China on 8 October 2014 announced that it will launch a new constellation of marine surveillance satellites by 2019.
The satellites will monitor ships, oil rigs and marine disasters. It aimed to amidst a string of raging maritime disputes with its neighbours.
Features of the satellite
The HY-3 constellation will include a series of satellites that employ synthetic aperture radar technology. The technology will be capable of operating day or night and in all weather conditions.
The satellites will be able to see and monitor meter-long objects from space and generate high-definition imagery of both land and ocean surfaces.
The satellites would be used to monitor ships and drilling platforms, in addition to marine oil spills, sea ice, ocean waves and surface winds among other features.
Maritime dispute in South China Sea
China is grappling to deal with maritime disputes in South and East China seas involving a host of countries.

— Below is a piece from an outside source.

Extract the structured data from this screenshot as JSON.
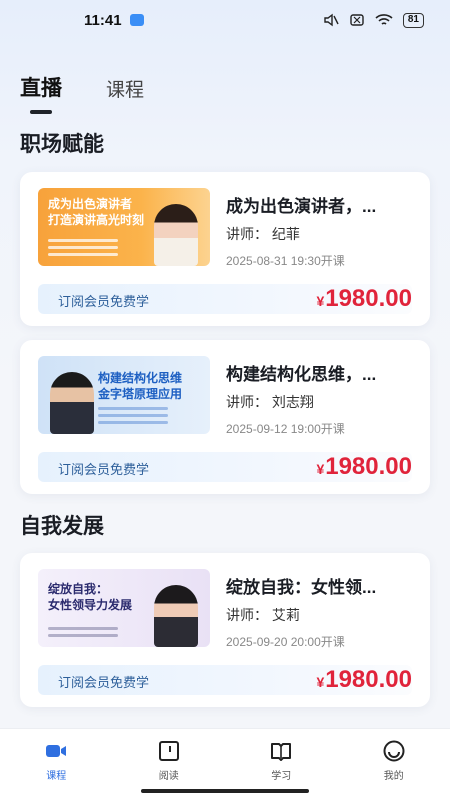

While Vietnam, Phlippines, Malaysia and Brunei are contesting China's claim over all of South China Sea, it is also involved in a major maritime row in East China Sea with Japan over the disputed islands.
China also completed a runway for military aircrafts on a disputed South China Sea island claimed by Vietnam.
Moreover, China also announced plans to build an earth observation system that integrates use of air, space and ground based technology, including drones, satellites and GPS systems in the next ten years.